None of this is philosophy in the abstract sense. It is the accumulated observation of human beings who paid attention to what made communities hold together and what made them fall apart. When you read Tutu while thinking about Susan’s seven names, something quietly shifts. The claim is not poetic. It is diagnostic. The founder myth is not a sign of strength. It is a sign of something the founder is not yet able to see.
What Susan does next
Monday morning, Susan does three small things. In the work we do at RegenerationHQ, this is almost always where the real shift begins. Not with a restructure. Not with a new strategy off-site. With a list.
First, she writes the list. Not the version for the insurance company. The real one. Every person whose leaving would meaningfully change what the business can do. The list is longer than she expected. She keeps it somewhere she will see it. Her desk, her diary, the first page of her year-planner. The list is not a performance. It is a correction.
Second, she begins to tell each person. Not in a speech. Not in a forced moment. In ordinary conversation, over weeks. A word in the corridor. A comment over coffee. An email after a difficult job. "I know how much of what we do depends on you. I do not take it for granted." She is specific, because generic appreciation is heard as noise. Specific recognition is heard as truth.
Third, she changes how she introduces the business. When the local paper next interviews her, we appears where I used to live.
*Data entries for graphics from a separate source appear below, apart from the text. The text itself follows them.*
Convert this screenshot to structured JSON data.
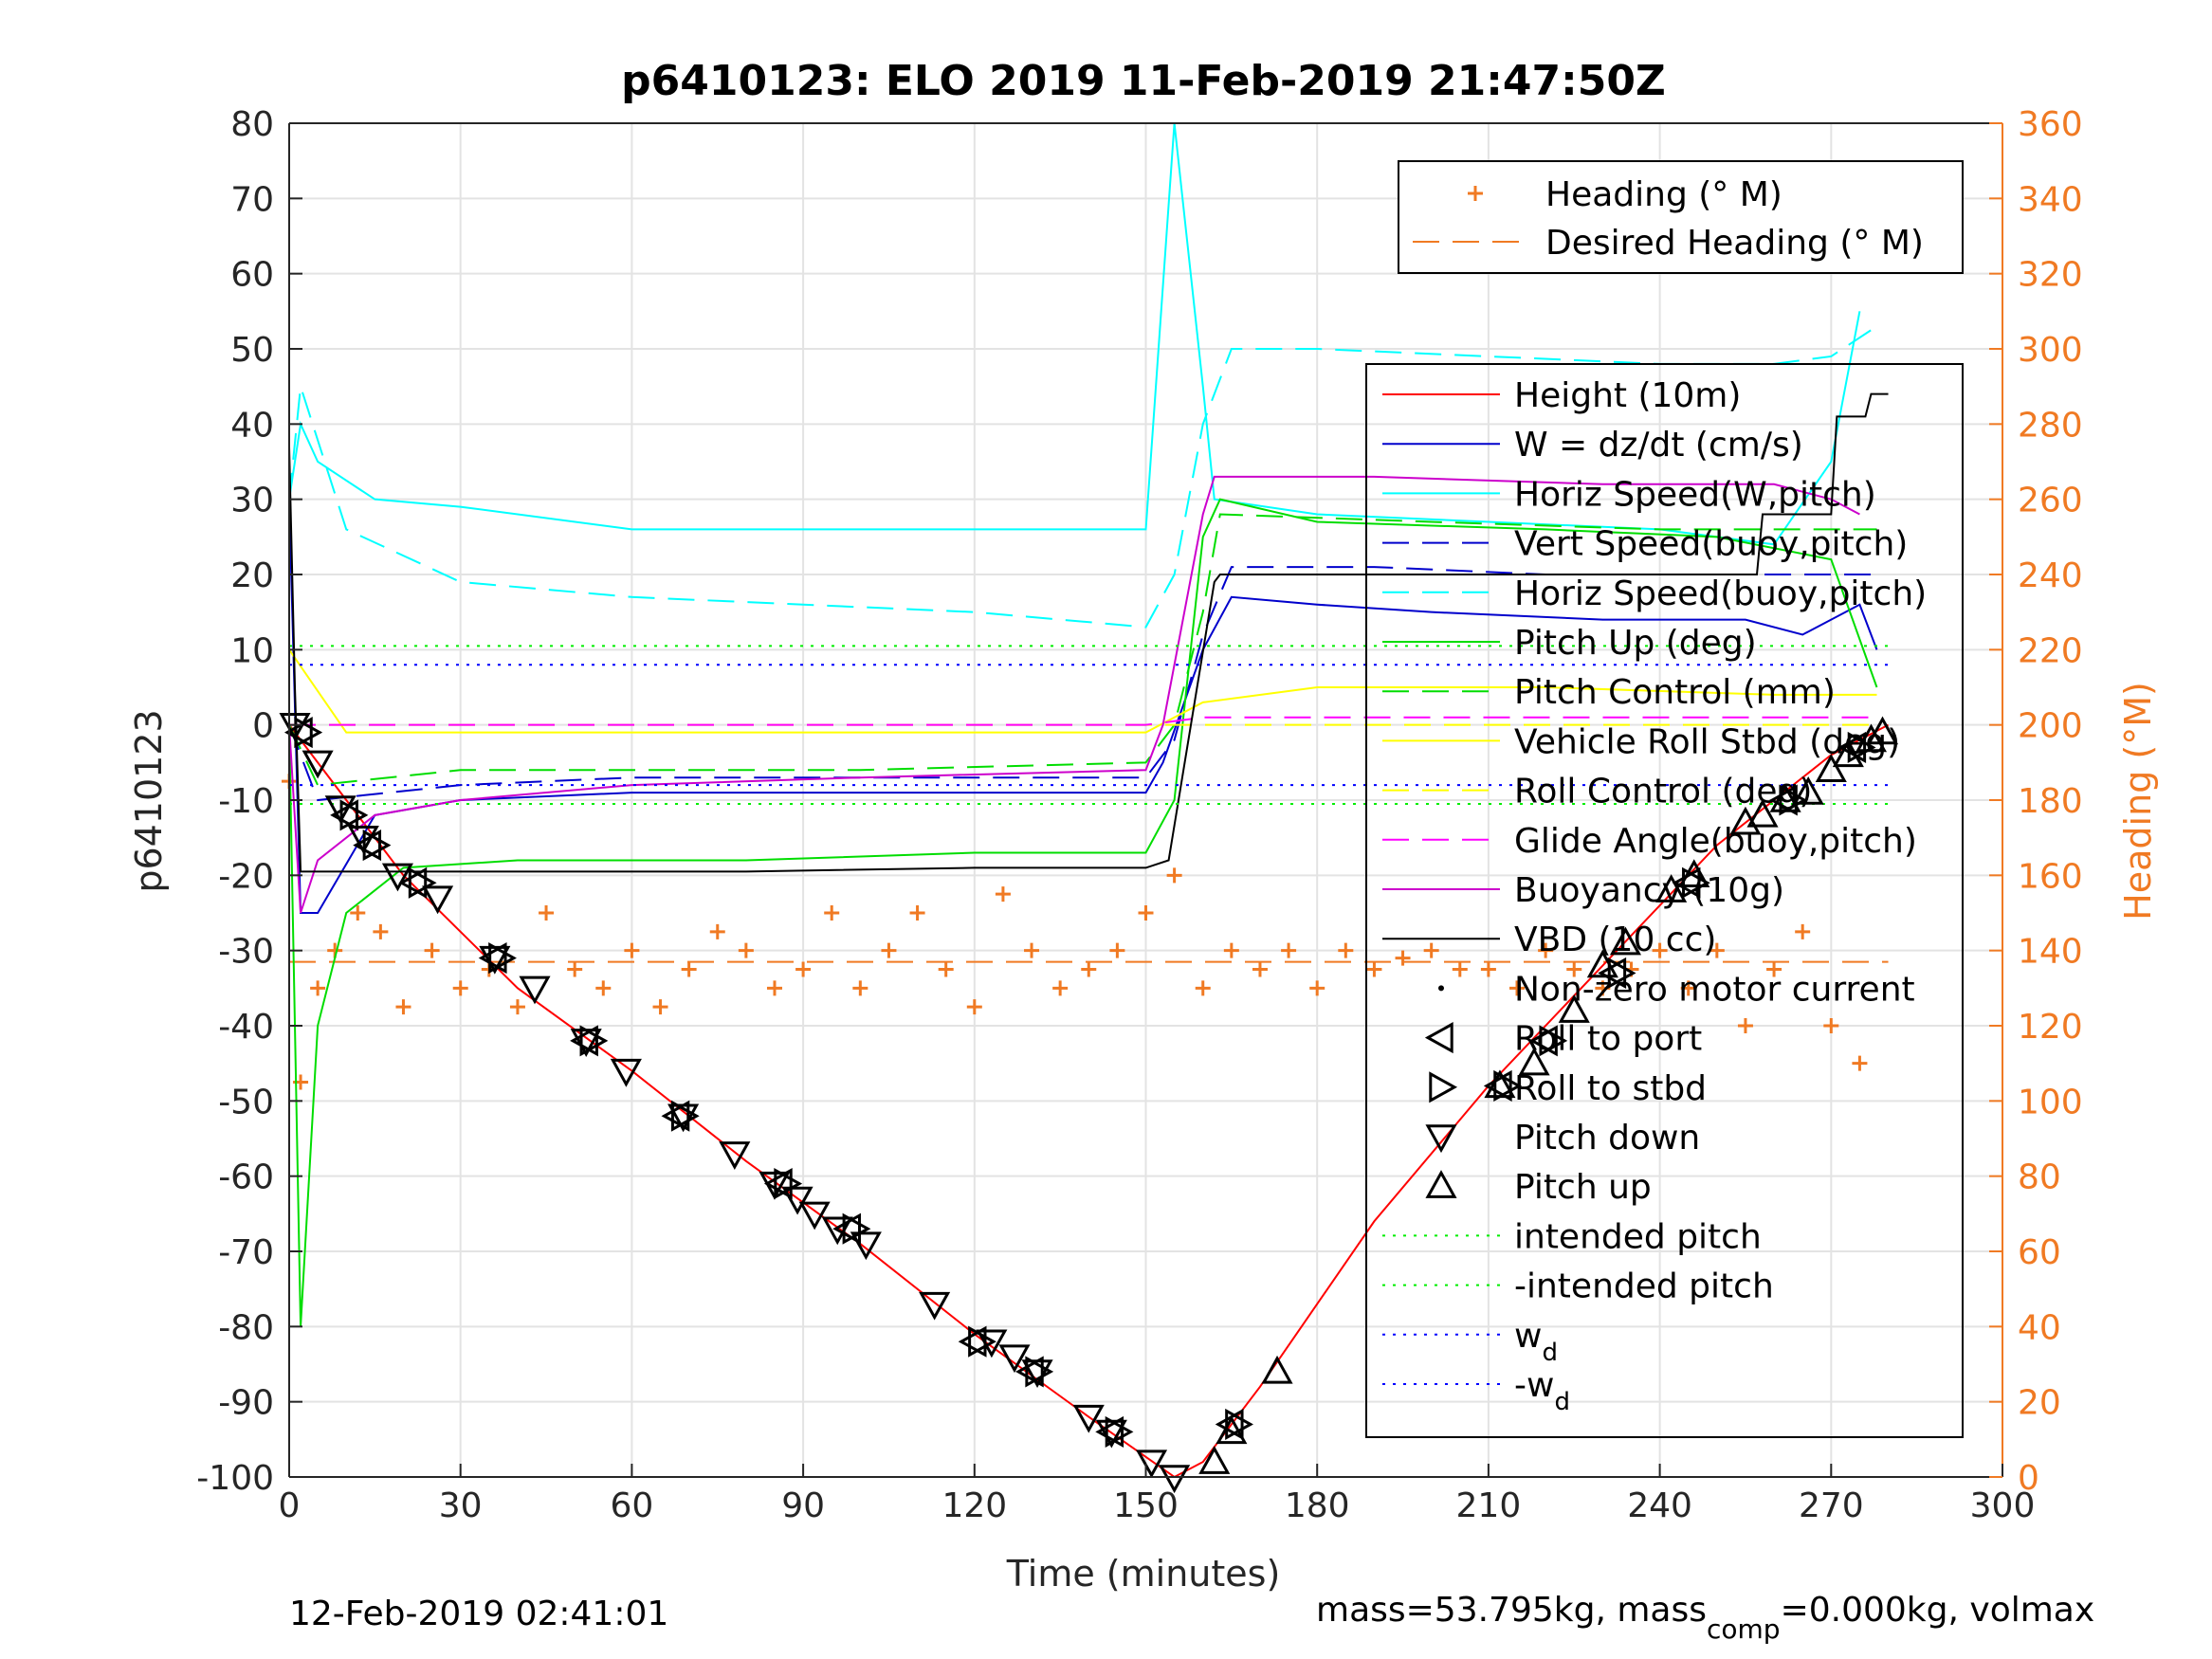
{
  "chart_data": {
    "type": "line",
    "title": "p6410123: ELO 2019 11-Feb-2019 21:47:50Z",
    "xlabel": "Time (minutes)",
    "ylabel": "p6410123",
    "y2label": "Heading (°M)",
    "xlim": [
      0,
      300
    ],
    "ylim": [
      -100,
      80
    ],
    "y2lim": [
      0,
      360
    ],
    "xticks": [
      "0",
      "30",
      "60",
      "90",
      "120",
      "150",
      "180",
      "210",
      "240",
      "270",
      "300"
    ],
    "yticks": [
      "-100",
      "-90",
      "-80",
      "-70",
      "-60",
      "-50",
      "-40",
      "-30",
      "-20",
      "-10",
      "0",
      "10",
      "20",
      "30",
      "40",
      "50",
      "60",
      "70",
      "80"
    ],
    "y2ticks": [
      "0",
      "20",
      "40",
      "60",
      "80",
      "100",
      "120",
      "140",
      "160",
      "180",
      "200",
      "220",
      "240",
      "260",
      "280",
      "300",
      "320",
      "340",
      "360"
    ],
    "grid": true,
    "colors": {
      "height": "#ff0000",
      "w": "#0000cc",
      "horiz_speed": "#00ffff",
      "pitch": "#00dd00",
      "roll": "#ffff00",
      "glide": "#ff00ff",
      "buoyancy": "#cc00cc",
      "vbd": "#000000",
      "heading": "#f07a23",
      "intended_pitch": "#00ee00",
      "wd": "#0000ff"
    },
    "series": [
      {
        "name": "Height (10m)",
        "x": [
          0,
          20,
          40,
          60,
          80,
          100,
          120,
          140,
          155,
          160,
          170,
          190,
          210,
          230,
          250,
          270,
          280
        ],
        "y": [
          0,
          -20,
          -35,
          -46,
          -58,
          -69,
          -81,
          -92,
          -100,
          -98,
          -88,
          -66,
          -48,
          -32,
          -16,
          -4,
          0
        ]
      },
      {
        "name": "W = dz/dt (cm/s)",
        "x": [
          0,
          2,
          5,
          15,
          30,
          60,
          90,
          120,
          150,
          153,
          160,
          165,
          180,
          200,
          230,
          255,
          265,
          275,
          278
        ],
        "y": [
          30,
          -25,
          -25,
          -12,
          -10,
          -9,
          -9,
          -9,
          -9,
          -5,
          10,
          17,
          16,
          15,
          14,
          14,
          12,
          16,
          10
        ]
      },
      {
        "name": "Horiz Speed(W,pitch)",
        "x": [
          0,
          2,
          5,
          15,
          30,
          60,
          90,
          120,
          150,
          155,
          160,
          162,
          180,
          210,
          240,
          260,
          270,
          275
        ],
        "y": [
          30,
          40,
          35,
          30,
          29,
          26,
          26,
          26,
          26,
          80,
          45,
          30,
          28,
          27,
          26,
          24,
          35,
          55
        ]
      },
      {
        "name": "Vert Speed(buoy,pitch)",
        "x": [
          0,
          5,
          30,
          60,
          90,
          120,
          150,
          155,
          160,
          165,
          190,
          220,
          250,
          270,
          278
        ],
        "y": [
          0,
          -10,
          -8,
          -7,
          -7,
          -7,
          -7,
          -2,
          12,
          21,
          21,
          20,
          20,
          20,
          20
        ]
      },
      {
        "name": "Horiz Speed(buoy,pitch)",
        "x": [
          0,
          2,
          10,
          30,
          60,
          90,
          120,
          150,
          155,
          160,
          165,
          180,
          210,
          240,
          260,
          270,
          278
        ],
        "y": [
          30,
          45,
          26,
          19,
          17,
          16,
          15,
          13,
          20,
          40,
          50,
          50,
          49,
          48,
          48,
          49,
          53
        ]
      },
      {
        "name": "Pitch Up (deg)",
        "x": [
          0,
          2,
          5,
          10,
          20,
          40,
          80,
          120,
          150,
          155,
          160,
          163,
          180,
          220,
          250,
          270,
          278
        ],
        "y": [
          0,
          -80,
          -40,
          -25,
          -19,
          -18,
          -18,
          -17,
          -17,
          -10,
          25,
          30,
          27,
          26,
          25,
          22,
          5
        ]
      },
      {
        "name": "Pitch Control (mm)",
        "x": [
          0,
          5,
          30,
          60,
          100,
          150,
          155,
          160,
          163,
          200,
          240,
          270,
          278
        ],
        "y": [
          0,
          -8,
          -6,
          -6,
          -6,
          -5,
          0,
          15,
          28,
          27,
          26,
          26,
          26
        ]
      },
      {
        "name": "Vehicle Roll Stbd (deg)",
        "x": [
          0,
          10,
          50,
          100,
          150,
          160,
          180,
          220,
          260,
          278
        ],
        "y": [
          10,
          -1,
          -1,
          -1,
          -1,
          3,
          5,
          5,
          4,
          4
        ]
      },
      {
        "name": "Roll Control (deg)",
        "x": [
          0,
          278
        ],
        "y": [
          0,
          0
        ]
      },
      {
        "name": "Glide Angle(buoy,pitch)",
        "x": [
          0,
          5,
          50,
          100,
          150,
          160,
          200,
          250,
          278
        ],
        "y": [
          0,
          0,
          0,
          0,
          0,
          1,
          1,
          1,
          1
        ]
      },
      {
        "name": "Buoyancy (10g)",
        "x": [
          0,
          2,
          5,
          15,
          30,
          60,
          100,
          150,
          153,
          160,
          162,
          190,
          230,
          260,
          270,
          275
        ],
        "y": [
          0,
          -25,
          -18,
          -12,
          -10,
          -8,
          -7,
          -6,
          0,
          28,
          33,
          33,
          32,
          32,
          30,
          28
        ]
      },
      {
        "name": "VBD (10 cc)",
        "x": [
          0,
          1,
          2,
          40,
          80,
          120,
          150,
          154,
          162,
          163,
          200,
          240,
          257,
          258,
          270,
          271,
          276,
          277,
          280
        ],
        "y": [
          37,
          5,
          -19.5,
          -19.5,
          -19.5,
          -19,
          -19,
          -18,
          19,
          20,
          20,
          20,
          20,
          28,
          28,
          41,
          41,
          44,
          44
        ]
      },
      {
        "name": "Non-zero motor current",
        "x": [],
        "y": []
      },
      {
        "name": "Roll to port",
        "x": [
          2,
          10,
          14,
          22,
          36,
          52,
          68,
          86,
          98,
          120,
          130,
          144,
          165,
          212,
          220,
          232,
          245,
          262,
          274
        ],
        "y": [
          -1,
          -12,
          -16,
          -21,
          -31,
          -42,
          -52,
          -61,
          -67,
          -82,
          -86,
          -94,
          -93,
          -48,
          -42,
          -33,
          -21,
          -10,
          -3
        ]
      },
      {
        "name": "Roll to stbd",
        "x": [
          3,
          11,
          15,
          23,
          37,
          53,
          69,
          87,
          99,
          121,
          131,
          145,
          166,
          213,
          221,
          233,
          246,
          263,
          275
        ],
        "y": [
          -1,
          -12,
          -16,
          -21,
          -31,
          -42,
          -52,
          -61,
          -67,
          -82,
          -86,
          -94,
          -93,
          -48,
          -42,
          -33,
          -21,
          -10,
          -3
        ]
      },
      {
        "name": "Pitch down",
        "x": [
          1,
          5,
          9,
          13,
          19,
          26,
          36,
          43,
          52,
          59,
          69,
          78,
          85,
          89,
          92,
          96,
          101,
          113,
          123,
          127,
          131,
          140,
          144,
          151,
          155
        ],
        "y": [
          0,
          -5,
          -11,
          -15,
          -20,
          -23,
          -31,
          -35,
          -42,
          -46,
          -52,
          -57,
          -61,
          -63,
          -65,
          -67,
          -69,
          -77,
          -82,
          -84,
          -86,
          -92,
          -94,
          -98,
          -100
        ]
      },
      {
        "name": "Pitch up",
        "x": [
          162,
          165,
          173,
          212,
          218,
          225,
          230,
          234,
          242,
          246,
          255,
          258,
          262,
          266,
          270,
          273,
          277,
          279
        ],
        "y": [
          -98,
          -94,
          -86,
          -48,
          -45,
          -38,
          -32,
          -29,
          -22,
          -20,
          -13,
          -12,
          -10,
          -9,
          -6,
          -4,
          -2,
          -1
        ]
      },
      {
        "name": "intended pitch",
        "x": [
          0,
          280
        ],
        "y": [
          10.5,
          10.5
        ]
      },
      {
        "name": "-intended pitch",
        "x": [
          0,
          280
        ],
        "y": [
          -10.5,
          -10.5
        ]
      },
      {
        "name": "w_d",
        "x": [
          0,
          280
        ],
        "y": [
          8,
          8
        ]
      },
      {
        "name": "-w_d",
        "x": [
          0,
          280
        ],
        "y": [
          -8,
          -8
        ]
      }
    ],
    "heading_series": [
      {
        "name": "Heading (° M)",
        "x": [
          0,
          2,
          5,
          8,
          12,
          16,
          20,
          25,
          30,
          35,
          40,
          45,
          50,
          55,
          60,
          65,
          70,
          75,
          80,
          85,
          90,
          95,
          100,
          105,
          110,
          115,
          120,
          125,
          130,
          135,
          140,
          145,
          150,
          155,
          160,
          165,
          170,
          175,
          180,
          185,
          190,
          195,
          200,
          205,
          210,
          215,
          220,
          225,
          230,
          235,
          240,
          245,
          250,
          255,
          260,
          265,
          270,
          275
        ],
        "y": [
          185,
          105,
          130,
          140,
          150,
          145,
          125,
          140,
          130,
          135,
          125,
          150,
          135,
          130,
          140,
          125,
          135,
          145,
          140,
          130,
          135,
          150,
          130,
          140,
          150,
          135,
          125,
          155,
          140,
          130,
          135,
          140,
          150,
          160,
          130,
          140,
          135,
          140,
          130,
          140,
          135,
          138,
          140,
          135,
          135,
          130,
          140,
          135,
          130,
          135,
          140,
          130,
          140,
          120,
          135,
          145,
          120,
          110
        ]
      },
      {
        "name": "Desired Heading (° M)",
        "x": [
          0,
          280
        ],
        "y": [
          137,
          137
        ]
      }
    ],
    "legend_top": [
      "Heading (° M)",
      "Desired Heading (° M)"
    ],
    "legend_main": [
      "Height (10m)",
      "W = dz/dt (cm/s)",
      "Horiz Speed(W,pitch)",
      "Vert Speed(buoy,pitch)",
      "Horiz Speed(buoy,pitch)",
      "Pitch Up (deg)",
      "Pitch Control (mm)",
      "Vehicle Roll Stbd (deg)",
      "Roll Control (deg)",
      "Glide Angle(buoy,pitch)",
      "Buoyancy (10g)",
      "VBD (10 cc)",
      "Non-zero motor current",
      "Roll to port",
      "Roll to stbd",
      "Pitch down",
      "Pitch up",
      "intended pitch",
      "-intended pitch",
      "w_d",
      "-w_d"
    ],
    "legend_main_parts": {
      "wd_base": "w",
      "wd_sub": "d",
      "nwd_base": "-w",
      "nwd_sub": "d"
    },
    "legend_placement": "top-right"
  },
  "footer": {
    "timestamp": "12-Feb-2019 02:41:01",
    "mass_text_a": "mass=53.795kg, mass",
    "mass_sub": "comp",
    "mass_text_b": "=0.000kg, volmax"
  }
}
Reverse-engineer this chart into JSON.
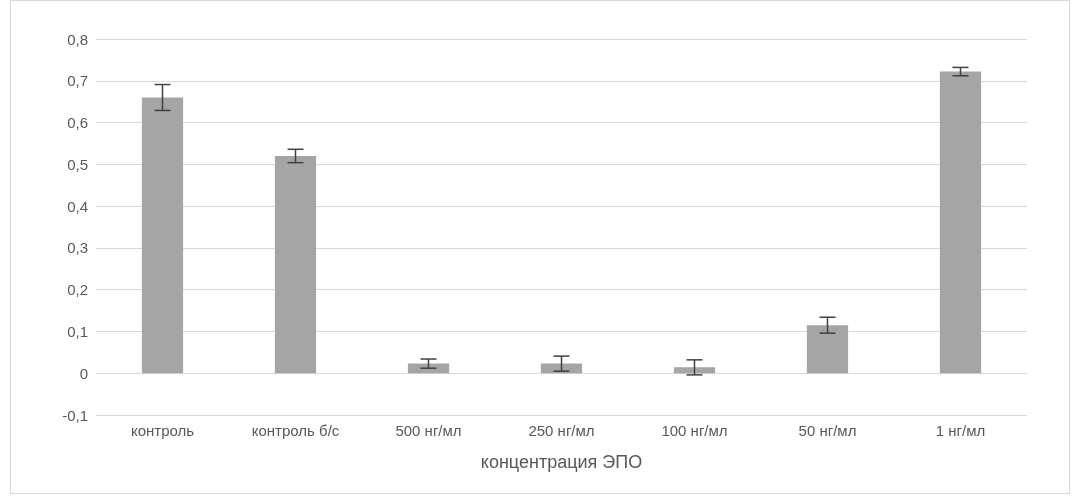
{
  "chart_data": {
    "type": "bar",
    "xlabel": "концентрация ЭПО",
    "categories": [
      "контроль",
      "контроль б/с",
      "500 нг/мл",
      "250 нг/мл",
      "100 нг/мл",
      "50 нг/мл",
      "1 нг/мл"
    ],
    "values": [
      0.66,
      0.52,
      0.023,
      0.023,
      0.014,
      0.115,
      0.722
    ],
    "errors": [
      0.031,
      0.016,
      0.011,
      0.018,
      0.018,
      0.019,
      0.01
    ],
    "color": "#a5a5a5",
    "ylim": [
      -0.1,
      0.8
    ],
    "yticks": [
      {
        "value": -0.1,
        "label": "-0,1"
      },
      0,
      {
        "value": 0.1,
        "label": "0,1"
      },
      {
        "value": 0.2,
        "label": "0,2"
      },
      {
        "value": 0.3,
        "label": "0,3"
      },
      {
        "value": 0.4,
        "label": "0,4"
      },
      {
        "value": 0.5,
        "label": "0,5"
      },
      {
        "value": 0.6,
        "label": "0,6"
      },
      {
        "value": 0.7,
        "label": "0,7"
      },
      {
        "value": 0.8,
        "label": "0,8"
      }
    ],
    "grid": "y"
  }
}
When she is asked how the business was built, she names three or four of the people who built it with her. Not to perform humility. Because the accurate sentence has always been the plural one.
The moves cost her almost nothing. They start the slow work of aligning how Susan leads with how the business actually exists. Over months, not overnight, the shift shows up in the team around her. They can feel being seen. They respond accordingly.
If Susan had filled out the insurance form honestly the first time, the seventh name would have been on it from the start. How many names would be on your list? When did you last let any of them know?